To give us an example, God stripped himself of his omnipotence; from being “omnipotent,” he made himself “impotent”. He “emptied himself, taking the form of a servant” (Philippians 2:7). He transformed power into service. The first reading of the day contains a prophetic description of this “impotent” Savior. “He grew up like a sapling before him, like a shoot from the parched earth. … He was spurned and avoided by men, a man of suffering, accustomed to infirmity.”

Thus a new power is revealed, that of the cross: “Rather, God chose the foolish of the world to shame the wise” (1 Corinthians 1:27). In the Magnificat, Mary sings in advance this silent revolution brought by the coming of Christ: “He has thrown down the rulers from their thrones” (Luke 1:52).

Who is accused under this denunciation of power? Only dictators and tyrants? Would that it were so! It would refer, in this case, to exceptions. Instead, it affects us all. Power has infinite ramifications, it gets in everywhere, as certain sands of the Sahara when the sirocco wind blows. It even gets into the Church.

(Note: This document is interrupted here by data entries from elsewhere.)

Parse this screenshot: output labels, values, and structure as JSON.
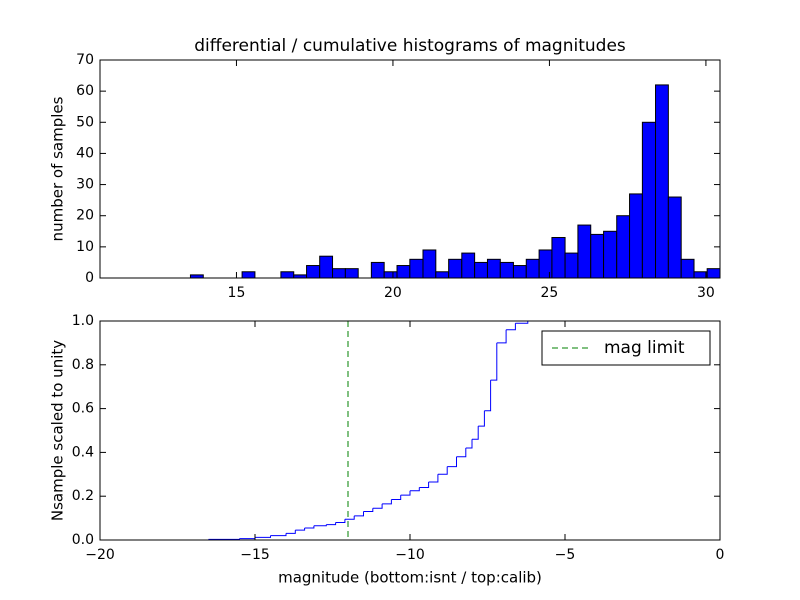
{
  "chart_data": [
    {
      "type": "histogram",
      "title": "differential / cumulative histograms of magnitudes",
      "ylabel": "number of samples",
      "color": "#0000ff",
      "bins": [
        10.64,
        11.05,
        11.47,
        11.88,
        12.29,
        12.7,
        13.12,
        13.53,
        13.94,
        14.35,
        14.77,
        15.18,
        15.59,
        16.01,
        16.42,
        16.83,
        17.24,
        17.66,
        18.07,
        18.48,
        18.89,
        19.31,
        19.72,
        20.13,
        20.54,
        20.96,
        21.37,
        21.78,
        22.2,
        22.61,
        23.02,
        23.43,
        23.85,
        24.26,
        24.67,
        25.08,
        25.5,
        25.91,
        26.32,
        26.73,
        27.15,
        27.56,
        27.97,
        28.39,
        28.8,
        29.21,
        29.62,
        30.04,
        30.45
      ],
      "values": [
        0,
        0,
        0,
        0,
        0,
        0,
        0,
        1,
        0,
        0,
        0,
        2,
        0,
        0,
        2,
        1,
        4,
        7,
        3,
        3,
        0,
        5,
        2,
        4,
        6,
        9,
        2,
        6,
        8,
        5,
        6,
        5,
        4,
        6,
        9,
        13,
        8,
        17,
        14,
        15,
        20,
        27,
        50,
        62,
        26,
        6,
        2,
        3
      ],
      "xlim": [
        10.64,
        30.45
      ],
      "xticks": [
        15,
        20,
        25,
        30
      ],
      "ylim": [
        0,
        70
      ],
      "yticks": [
        0,
        10,
        20,
        30,
        40,
        50,
        60,
        70
      ]
    },
    {
      "type": "line",
      "step": "post",
      "xlabel": "magnitude (bottom:isnt / top:calib)",
      "ylabel": "Nsample scaled to unity",
      "color": "#0000ff",
      "x": [
        -20,
        -16.5,
        -15.5,
        -15,
        -14.5,
        -14,
        -13.7,
        -13.4,
        -13.1,
        -12.7,
        -12.4,
        -12.1,
        -11.8,
        -11.5,
        -11.2,
        -10.9,
        -10.6,
        -10.3,
        -10,
        -9.7,
        -9.4,
        -9.1,
        -8.8,
        -8.5,
        -8.2,
        -8.0,
        -7.8,
        -7.6,
        -7.4,
        -7.2,
        -6.9,
        -6.6,
        -6.2,
        0,
        0
      ],
      "values": [
        0,
        0.003,
        0.006,
        0.012,
        0.02,
        0.03,
        0.045,
        0.055,
        0.065,
        0.07,
        0.08,
        0.095,
        0.11,
        0.13,
        0.145,
        0.165,
        0.185,
        0.205,
        0.225,
        0.24,
        0.265,
        0.3,
        0.335,
        0.38,
        0.42,
        0.46,
        0.52,
        0.59,
        0.73,
        0.9,
        0.96,
        0.99,
        1.0,
        1.0,
        0
      ],
      "vlines": [
        {
          "name": "mag limit",
          "x": -12,
          "color": "#008000",
          "style": "dashed"
        }
      ],
      "legend": "upper right",
      "xlim": [
        -20,
        0
      ],
      "xticks": [
        {
          "value": -20,
          "label": "−20"
        },
        {
          "value": -15,
          "label": "−15"
        },
        {
          "value": -10,
          "label": "−10"
        },
        {
          "value": -5,
          "label": "−5"
        },
        0
      ],
      "ylim": [
        0,
        1
      ],
      "yticks": [
        {
          "value": 0,
          "label": "0.0"
        },
        0.2,
        0.4,
        0.6,
        0.8,
        {
          "value": 1,
          "label": "1.0"
        }
      ]
    }
  ]
}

The problem of power, therefore, is not posed only in the political realm. If we stay in that realm, we do no more than join the group of those who are always ready to strike others’ breast for their own faults. It is easy to denounce collective faults, or those of the past; it is far more difficult when it comes to personal and present faults.

Mary says that God “dispersed the arrogant of mind and heart; he has thrown down the rulers from their thrones” (Luke 1:51ff.). She singles out implicitly a precise area in which the “will to power” must be combated: our own hearts. Our minds — the thoughts of the heart — can become a kind of throne on which we sit to dictate laws and thunder against those who do not submit to us. We are, at least in our wishes if not in deeds, the “mighty on thrones.”

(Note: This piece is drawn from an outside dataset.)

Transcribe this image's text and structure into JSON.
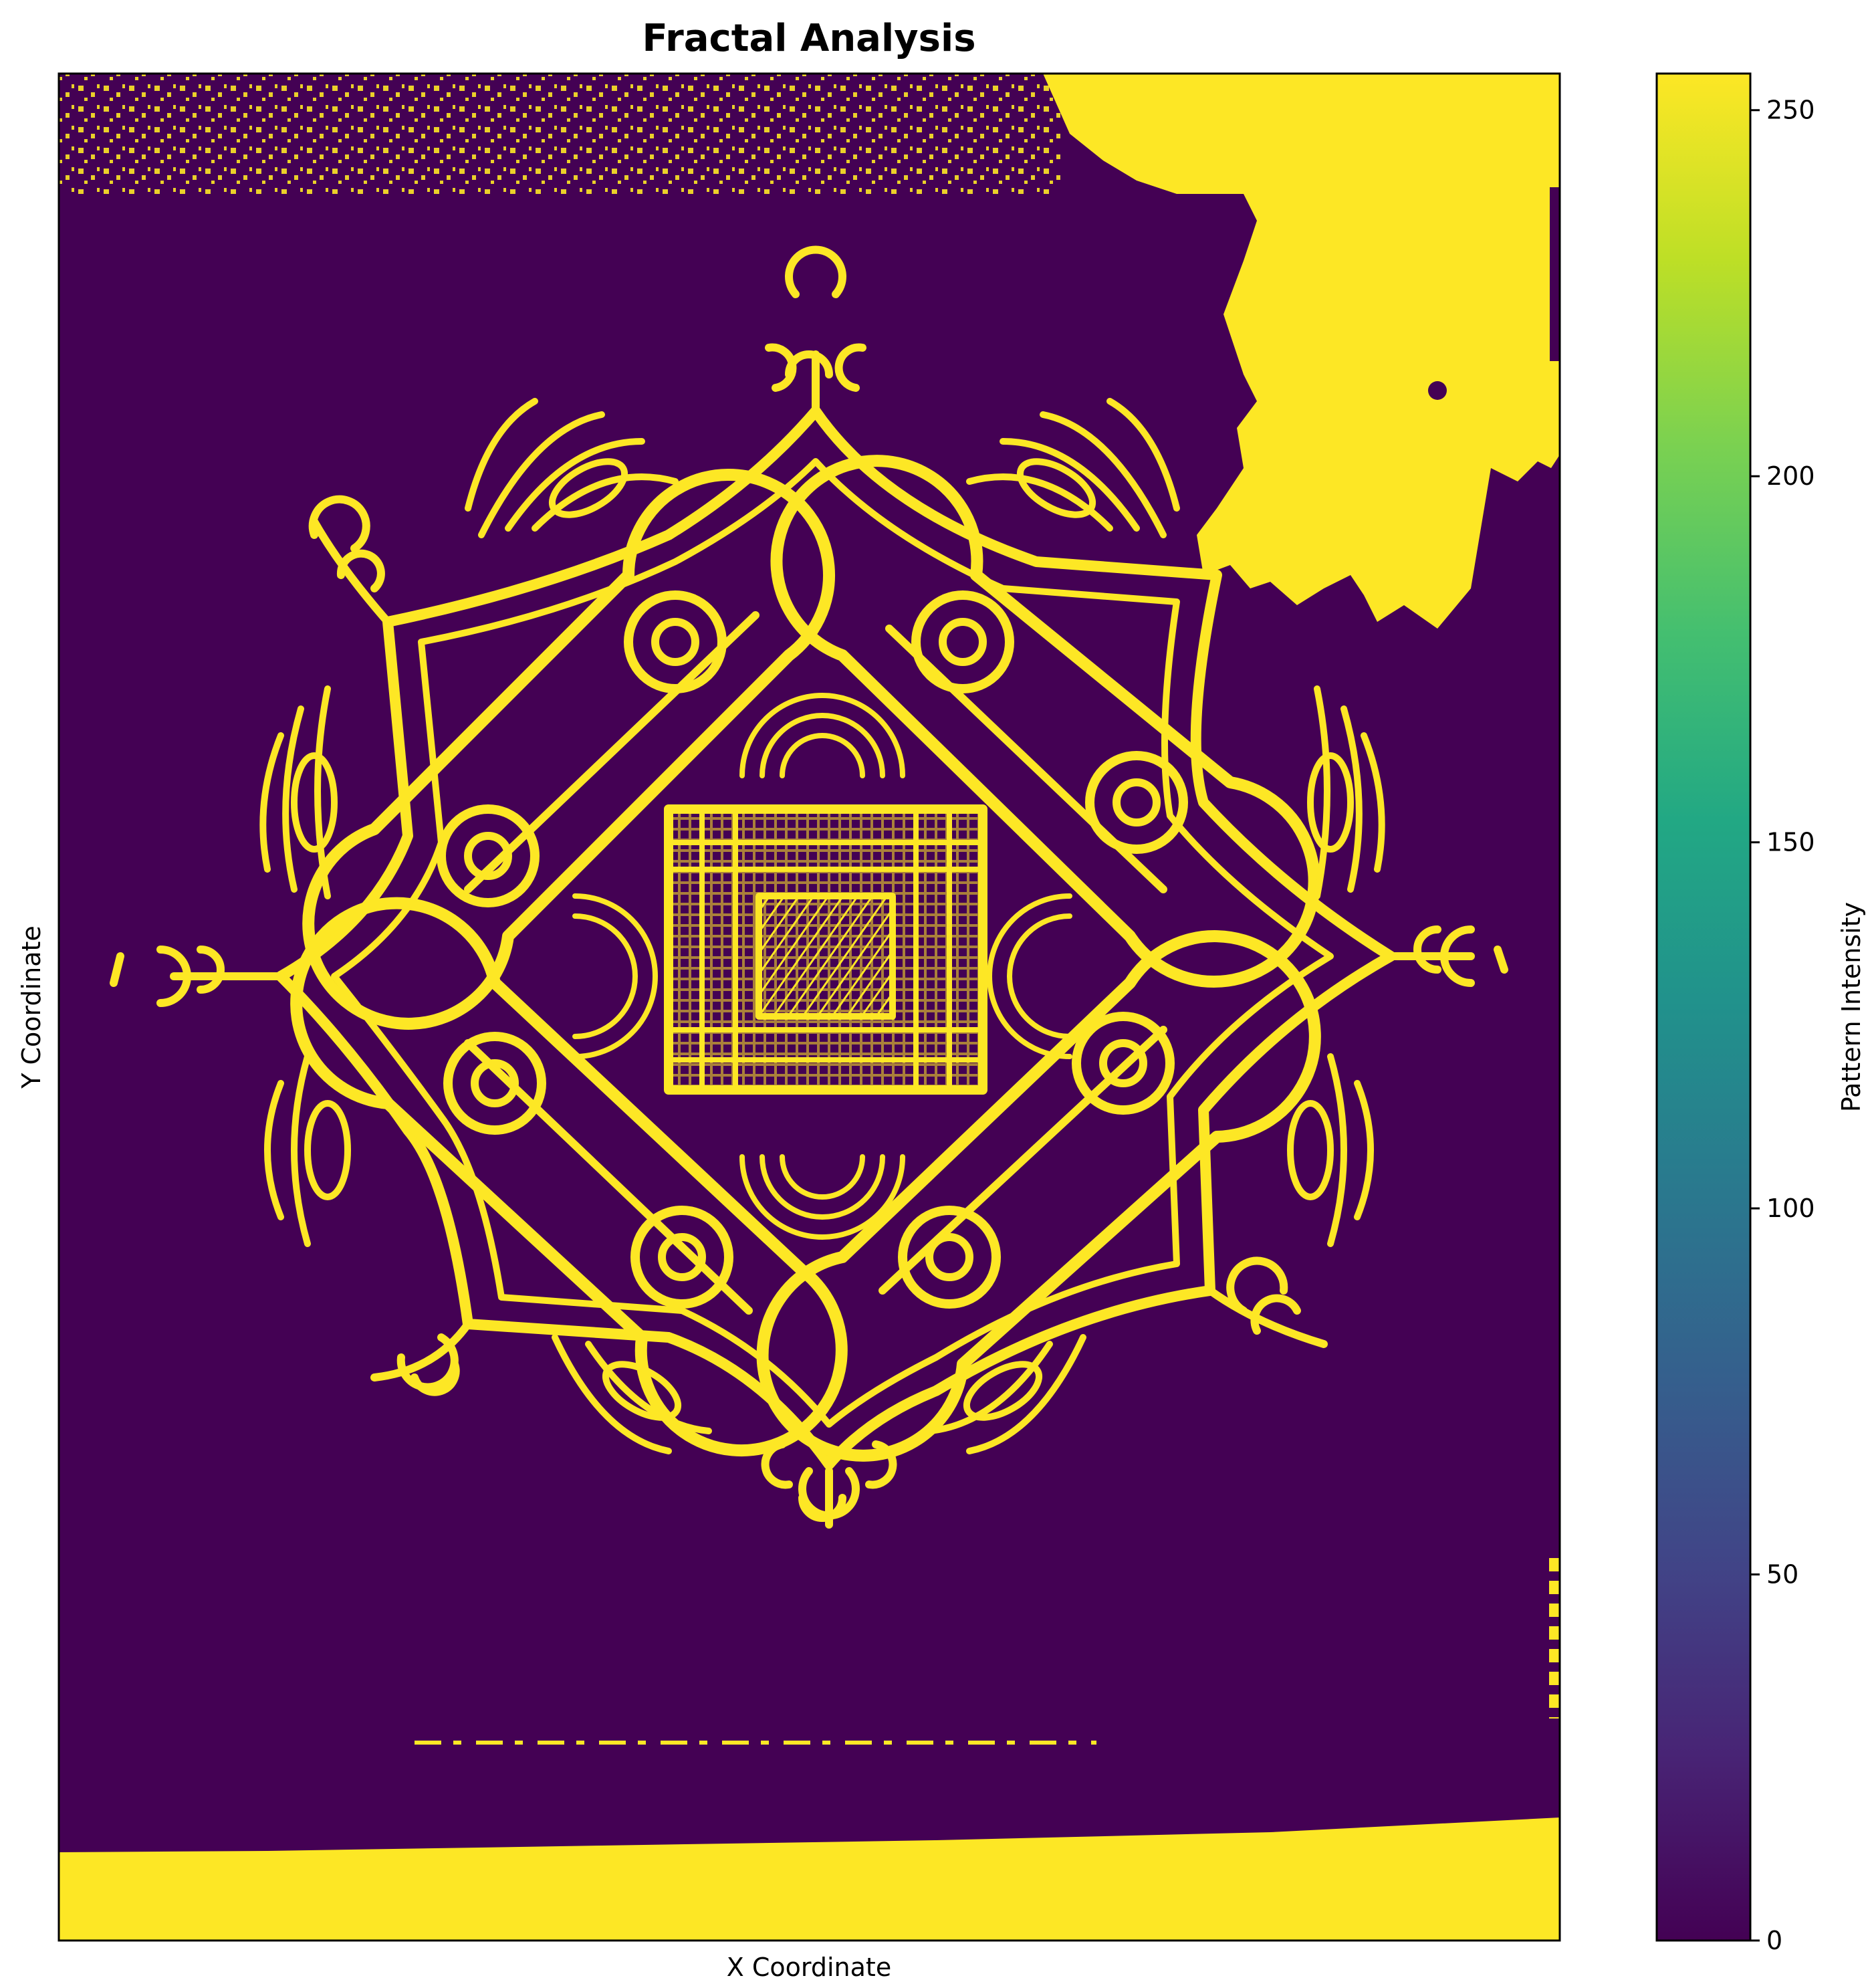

Sadly, in the family itself it is possible that our innate will to power and abuse might manifest itself, causing constant suffering to those who are victims of it, which is often — not always — the woman. What does the Gospel oppose to power? Service: a power for others, not over others!

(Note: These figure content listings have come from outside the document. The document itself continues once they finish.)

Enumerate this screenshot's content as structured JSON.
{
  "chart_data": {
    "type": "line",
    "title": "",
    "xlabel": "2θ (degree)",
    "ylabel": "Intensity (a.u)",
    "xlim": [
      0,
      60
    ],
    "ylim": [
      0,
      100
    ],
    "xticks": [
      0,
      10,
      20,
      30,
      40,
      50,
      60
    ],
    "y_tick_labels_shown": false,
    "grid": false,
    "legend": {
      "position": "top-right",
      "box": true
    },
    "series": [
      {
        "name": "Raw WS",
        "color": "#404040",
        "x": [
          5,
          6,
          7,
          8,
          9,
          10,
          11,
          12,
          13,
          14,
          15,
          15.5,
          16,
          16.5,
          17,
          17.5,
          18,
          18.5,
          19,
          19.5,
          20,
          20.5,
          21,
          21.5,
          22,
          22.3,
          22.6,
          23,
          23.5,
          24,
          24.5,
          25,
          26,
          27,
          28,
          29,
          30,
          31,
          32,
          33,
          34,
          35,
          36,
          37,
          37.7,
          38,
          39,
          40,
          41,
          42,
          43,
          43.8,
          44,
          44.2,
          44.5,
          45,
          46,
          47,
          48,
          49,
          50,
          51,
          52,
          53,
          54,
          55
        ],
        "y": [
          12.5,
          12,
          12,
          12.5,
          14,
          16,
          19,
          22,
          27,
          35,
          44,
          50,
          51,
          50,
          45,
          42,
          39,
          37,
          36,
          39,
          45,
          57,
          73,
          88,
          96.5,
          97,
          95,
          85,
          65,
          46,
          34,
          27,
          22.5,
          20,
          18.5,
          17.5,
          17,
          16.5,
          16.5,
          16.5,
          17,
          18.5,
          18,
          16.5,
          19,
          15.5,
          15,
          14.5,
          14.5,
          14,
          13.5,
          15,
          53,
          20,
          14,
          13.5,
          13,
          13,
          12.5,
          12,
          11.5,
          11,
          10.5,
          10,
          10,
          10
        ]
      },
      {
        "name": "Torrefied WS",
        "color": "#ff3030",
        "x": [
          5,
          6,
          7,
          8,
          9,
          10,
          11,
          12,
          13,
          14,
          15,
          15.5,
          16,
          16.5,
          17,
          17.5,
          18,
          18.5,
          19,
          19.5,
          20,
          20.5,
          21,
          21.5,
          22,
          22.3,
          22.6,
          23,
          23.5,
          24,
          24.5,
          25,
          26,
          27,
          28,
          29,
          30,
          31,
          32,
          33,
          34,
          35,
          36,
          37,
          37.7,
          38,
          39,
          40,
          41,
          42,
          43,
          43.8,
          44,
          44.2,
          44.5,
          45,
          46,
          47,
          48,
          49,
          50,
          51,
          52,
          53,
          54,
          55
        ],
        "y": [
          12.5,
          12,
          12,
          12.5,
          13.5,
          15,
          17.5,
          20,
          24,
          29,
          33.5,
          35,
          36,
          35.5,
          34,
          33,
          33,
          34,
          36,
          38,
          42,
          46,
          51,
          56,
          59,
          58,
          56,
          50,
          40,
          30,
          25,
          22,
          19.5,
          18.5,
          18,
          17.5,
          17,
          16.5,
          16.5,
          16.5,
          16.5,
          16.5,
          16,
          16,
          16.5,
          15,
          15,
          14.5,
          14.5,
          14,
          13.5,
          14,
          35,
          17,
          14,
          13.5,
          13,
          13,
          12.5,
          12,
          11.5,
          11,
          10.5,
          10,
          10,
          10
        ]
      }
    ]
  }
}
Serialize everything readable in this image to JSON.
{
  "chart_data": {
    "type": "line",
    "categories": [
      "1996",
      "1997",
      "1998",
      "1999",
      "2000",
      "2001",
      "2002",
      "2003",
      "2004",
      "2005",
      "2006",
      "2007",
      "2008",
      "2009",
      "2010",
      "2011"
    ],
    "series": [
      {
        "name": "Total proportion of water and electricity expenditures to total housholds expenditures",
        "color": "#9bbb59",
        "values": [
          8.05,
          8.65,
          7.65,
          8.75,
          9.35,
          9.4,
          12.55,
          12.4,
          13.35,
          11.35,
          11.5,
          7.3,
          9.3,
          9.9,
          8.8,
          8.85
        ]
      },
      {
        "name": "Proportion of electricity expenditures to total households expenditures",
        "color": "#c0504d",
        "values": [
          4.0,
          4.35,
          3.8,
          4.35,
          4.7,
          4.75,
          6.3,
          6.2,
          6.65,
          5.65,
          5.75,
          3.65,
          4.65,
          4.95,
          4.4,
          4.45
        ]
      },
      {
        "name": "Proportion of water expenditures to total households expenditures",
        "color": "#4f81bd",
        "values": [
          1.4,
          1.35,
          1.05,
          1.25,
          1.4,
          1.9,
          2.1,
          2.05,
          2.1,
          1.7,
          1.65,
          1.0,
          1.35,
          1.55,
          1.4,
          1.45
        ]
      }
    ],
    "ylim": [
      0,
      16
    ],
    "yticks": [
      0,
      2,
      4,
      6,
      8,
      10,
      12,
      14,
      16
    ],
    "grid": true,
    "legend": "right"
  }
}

Power confers authority, but service confers something more, authority that means respect, esteem, a true ascendancy over others. The Gospel also opposes power with nonviolence, that is, power of another kind, moral, not physical power. Jesus said that he could have asked the Father for twelve legions of angels to defeat his enemies who were just about to crucify him (Matthew 26:53), but he preferred to pray for them. And it was in this way that he achieved victory.

Service is not always expressed, however, in silence and submission to power. Sometimes it can impel one to raise one’s voice against power and its abuses. This is what Jesus did. In his life he experienced the abuse of the political and religious power of the time. That is why he is close to all those — in any environment (the family, community, civil society) –who go through the experience of an evil and tyrannical power.

With his help it is possible not “to be overcome by evil,” as he was not — more than that, to “overcome evil with good” (Romans 12:21).